One of the most important problems now confronting the human race is the maintenance of agricultural production on a permanent basis and its extension in the future to keep pace with increases in population. Likewise the production of meat animals must be augmented, and as we approach the end of our land resources, only several generations separate us from a very acute and precarious situation, which has already developed in other more thickly populated part of the world. To meet this, the basic principles upon which the improvement of useful plants and animals depend, must be fully elucidated, and our cultivated crops must be protected against the hordes of insect pests which would ruin them if left to their own devices.

The function of the several departments of the Bussey Institute as now organized may be briefly outlines as follows, to which it may be added that both teaching and research are combined in each:

The Department of Economic Entomology is dealing with the problems of structural, agricultural and medical entomology, particularly those which give promise of ultimate applicability to the control or reduction of noxious insects as they affect food production, public health and forestry.

The Department of Animal Breeding is concerned with a study of the laws of heredity, upon an accurate knowledge of which must depend the successful improvement of the breeds of useful animals.
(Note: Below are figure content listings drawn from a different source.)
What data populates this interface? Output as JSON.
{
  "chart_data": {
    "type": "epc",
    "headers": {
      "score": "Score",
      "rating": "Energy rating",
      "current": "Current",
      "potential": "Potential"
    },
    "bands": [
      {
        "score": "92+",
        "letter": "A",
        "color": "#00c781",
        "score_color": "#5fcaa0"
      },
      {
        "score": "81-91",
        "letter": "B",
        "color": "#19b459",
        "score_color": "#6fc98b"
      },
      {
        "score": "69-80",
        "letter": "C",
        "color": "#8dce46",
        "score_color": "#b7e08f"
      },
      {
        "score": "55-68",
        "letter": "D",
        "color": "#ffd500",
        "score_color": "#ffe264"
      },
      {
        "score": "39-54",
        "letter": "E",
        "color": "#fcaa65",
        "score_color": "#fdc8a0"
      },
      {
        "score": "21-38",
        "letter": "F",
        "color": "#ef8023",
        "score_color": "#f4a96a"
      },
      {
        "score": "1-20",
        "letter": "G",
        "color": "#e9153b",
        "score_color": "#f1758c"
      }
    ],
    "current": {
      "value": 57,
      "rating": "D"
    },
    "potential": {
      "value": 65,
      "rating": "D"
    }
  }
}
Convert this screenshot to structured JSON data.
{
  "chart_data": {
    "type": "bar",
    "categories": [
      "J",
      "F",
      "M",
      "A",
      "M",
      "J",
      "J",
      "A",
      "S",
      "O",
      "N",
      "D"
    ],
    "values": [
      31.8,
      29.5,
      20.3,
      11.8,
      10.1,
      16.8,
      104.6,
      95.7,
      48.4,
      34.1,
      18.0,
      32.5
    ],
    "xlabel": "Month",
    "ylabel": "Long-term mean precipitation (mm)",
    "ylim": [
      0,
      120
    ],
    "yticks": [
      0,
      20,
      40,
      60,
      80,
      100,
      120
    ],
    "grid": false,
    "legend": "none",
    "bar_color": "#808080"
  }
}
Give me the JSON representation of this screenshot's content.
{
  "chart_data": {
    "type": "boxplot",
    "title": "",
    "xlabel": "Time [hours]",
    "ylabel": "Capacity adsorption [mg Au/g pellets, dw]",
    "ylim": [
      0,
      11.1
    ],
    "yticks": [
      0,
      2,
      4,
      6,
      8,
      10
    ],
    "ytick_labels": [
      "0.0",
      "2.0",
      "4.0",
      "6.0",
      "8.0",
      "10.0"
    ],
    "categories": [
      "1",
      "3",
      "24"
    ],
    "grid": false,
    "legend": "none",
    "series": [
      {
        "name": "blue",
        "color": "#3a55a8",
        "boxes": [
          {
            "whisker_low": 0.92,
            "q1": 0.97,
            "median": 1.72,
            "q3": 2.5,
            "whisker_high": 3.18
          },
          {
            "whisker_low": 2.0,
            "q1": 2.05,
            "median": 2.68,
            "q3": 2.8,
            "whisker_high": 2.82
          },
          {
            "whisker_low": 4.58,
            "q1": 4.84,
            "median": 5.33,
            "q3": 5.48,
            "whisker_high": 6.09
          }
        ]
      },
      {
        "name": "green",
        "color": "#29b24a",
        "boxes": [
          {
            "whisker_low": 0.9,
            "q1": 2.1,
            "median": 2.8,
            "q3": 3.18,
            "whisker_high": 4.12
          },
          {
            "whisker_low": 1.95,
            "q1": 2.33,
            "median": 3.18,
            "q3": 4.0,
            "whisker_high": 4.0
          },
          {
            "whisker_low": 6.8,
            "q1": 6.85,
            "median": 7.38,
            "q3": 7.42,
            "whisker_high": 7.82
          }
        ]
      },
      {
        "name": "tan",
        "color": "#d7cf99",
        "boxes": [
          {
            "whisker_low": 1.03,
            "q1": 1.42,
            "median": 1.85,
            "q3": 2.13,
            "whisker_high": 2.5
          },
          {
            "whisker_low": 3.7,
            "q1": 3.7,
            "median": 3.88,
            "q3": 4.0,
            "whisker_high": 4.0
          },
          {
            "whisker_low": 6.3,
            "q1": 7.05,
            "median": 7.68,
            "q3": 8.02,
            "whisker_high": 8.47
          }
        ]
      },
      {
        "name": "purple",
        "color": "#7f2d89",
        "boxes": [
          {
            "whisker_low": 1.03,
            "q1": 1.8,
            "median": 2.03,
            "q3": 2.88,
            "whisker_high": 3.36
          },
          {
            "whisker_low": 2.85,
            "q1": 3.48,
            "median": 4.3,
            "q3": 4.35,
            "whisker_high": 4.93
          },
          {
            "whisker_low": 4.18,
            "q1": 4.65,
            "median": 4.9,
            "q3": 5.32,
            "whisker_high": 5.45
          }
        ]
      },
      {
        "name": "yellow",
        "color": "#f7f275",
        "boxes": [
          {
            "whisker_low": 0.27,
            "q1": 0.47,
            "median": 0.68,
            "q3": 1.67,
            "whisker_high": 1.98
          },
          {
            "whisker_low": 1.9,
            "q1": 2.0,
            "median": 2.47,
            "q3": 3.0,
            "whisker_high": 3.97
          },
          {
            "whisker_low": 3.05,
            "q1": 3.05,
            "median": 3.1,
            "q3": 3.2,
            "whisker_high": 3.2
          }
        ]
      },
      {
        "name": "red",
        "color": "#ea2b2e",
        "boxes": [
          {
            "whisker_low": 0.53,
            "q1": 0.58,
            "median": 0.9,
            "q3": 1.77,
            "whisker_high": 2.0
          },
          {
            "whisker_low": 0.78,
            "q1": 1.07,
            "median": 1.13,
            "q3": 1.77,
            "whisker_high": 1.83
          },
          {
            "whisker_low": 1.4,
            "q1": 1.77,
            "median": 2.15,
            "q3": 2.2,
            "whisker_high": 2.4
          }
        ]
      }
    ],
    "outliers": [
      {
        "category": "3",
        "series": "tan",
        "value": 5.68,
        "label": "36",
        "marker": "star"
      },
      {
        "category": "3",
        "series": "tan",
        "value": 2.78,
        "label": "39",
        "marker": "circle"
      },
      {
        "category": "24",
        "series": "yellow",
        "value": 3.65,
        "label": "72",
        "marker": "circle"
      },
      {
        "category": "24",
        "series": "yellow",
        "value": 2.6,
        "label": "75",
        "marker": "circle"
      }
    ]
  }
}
The Department of Plant Breeding is similarly engaged in a study of the principles of inheritance that may be applied to the successful improvement of plants, particularly those of agricultural value.

The Department of Applied Plant Anatomy is dealing with the structure and anatomy of plant tissues, as a knowledge of such matters is essential to the utilization for forest products and other plant materials.

The Department of Economic Botany is systematizing the knowledge pertaining to useful plants of all kinds and is thus directly contributing to agriculture and the arts dependent upon plant materials.

Problems of Forestry Taken Up

Dendrology are together aiding in solving problems relating to forestry. These concern very important and pressing needs at the present time in connection with the proper utilization and maintenance of forests.

It will thus be seen that while the activities of the Bussey Institute are primarily related to agriculture, divergent lines are included to some extent, on account of the fact that many of the associated sciences cannot be clearly separated from it, and particularly since the common meeting ground of different lines of endeavor is commonly a neglected field for investigation.

It is sincerely hoped by all of those at present connected with the Institution that it may in the near future be able to extend its field of usefulness through the acquisition of added facilities in the way of a larger staff and more adequate funds. At the present time, unfortunately, the size of the student body is necessarily more restricted than it should be, and many lines of investigation for which there is a crying need must be left untouched.

However the future may allow for such expansion, it can, I think, be truthfully said that some of the fond expectations of its founder have been realized by the Bussey Institution.